Ballads that have been passed down since the aristocratic period and are said to have come from Ragnvindr the Dawn Knight himself. They tell of Ragnvindr's friendship with a sword-dancer.
One day, at the crack of dawn,
A dancer whose sword was her song set foot in Mondstadt.
Though clad in chains with cuffed hands and fettered feet,
In her silence lay a song:
It was the song of freedom. A song of a brighter dawn beyond the walls,
A joyous ballad sung without reservation by a people unrestrained.

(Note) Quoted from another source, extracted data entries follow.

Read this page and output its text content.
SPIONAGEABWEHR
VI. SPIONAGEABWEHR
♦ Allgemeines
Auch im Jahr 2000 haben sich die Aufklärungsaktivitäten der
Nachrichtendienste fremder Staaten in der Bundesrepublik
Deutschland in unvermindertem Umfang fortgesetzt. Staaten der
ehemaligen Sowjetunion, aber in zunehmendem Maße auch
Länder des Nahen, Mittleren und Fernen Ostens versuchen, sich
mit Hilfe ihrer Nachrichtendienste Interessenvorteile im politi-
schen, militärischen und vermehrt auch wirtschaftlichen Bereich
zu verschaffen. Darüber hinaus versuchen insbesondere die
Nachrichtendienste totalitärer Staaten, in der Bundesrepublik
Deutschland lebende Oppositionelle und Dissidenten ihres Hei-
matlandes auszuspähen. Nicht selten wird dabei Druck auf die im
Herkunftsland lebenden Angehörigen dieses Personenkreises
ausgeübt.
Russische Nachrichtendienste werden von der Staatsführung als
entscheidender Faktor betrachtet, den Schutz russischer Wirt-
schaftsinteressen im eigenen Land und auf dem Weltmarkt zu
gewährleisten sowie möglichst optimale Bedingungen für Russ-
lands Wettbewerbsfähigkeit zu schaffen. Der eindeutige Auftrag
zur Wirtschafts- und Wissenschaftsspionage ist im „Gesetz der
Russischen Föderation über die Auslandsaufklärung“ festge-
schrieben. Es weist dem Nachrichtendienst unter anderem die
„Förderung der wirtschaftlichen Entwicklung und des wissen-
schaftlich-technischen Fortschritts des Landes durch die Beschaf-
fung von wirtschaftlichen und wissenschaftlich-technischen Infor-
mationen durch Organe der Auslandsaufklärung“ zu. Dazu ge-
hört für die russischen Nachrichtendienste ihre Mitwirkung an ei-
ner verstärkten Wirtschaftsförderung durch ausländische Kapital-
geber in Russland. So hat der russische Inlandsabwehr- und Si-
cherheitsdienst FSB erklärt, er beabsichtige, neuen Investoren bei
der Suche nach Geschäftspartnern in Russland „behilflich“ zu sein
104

She was the dawnlight of the Wanderer's Troupe,
But she spelled eternal midnight for the Aristocracy.
I once asked her, "Why do you come to overthrow our aristocrats?"
"Do you not know that they are the first among us?"
"Wherefore do you place their lives on a pedestal?"
Came her voice, like a fresh breeze,
"If you claim to know the wind as your companion,"
"Then did you not once know freedom, too?"
To her lonesome listeners she told a tale:
A tale of our rulers' better ancestors who held divine power,
A tale of angels, gods and vile dragons,
A tale of the deities and peoples of all the land.
Each myth and legend she turned to song,
And the wind carried the song to all corners of the land.
In the aristocrats' arena, her sword sang once more:
Her final masterpiece, but it stopped short of perfection.
A nameless knight retrieved her sword from the blood-soaked battlefield.
And buried it where the gentle winds meet in communion.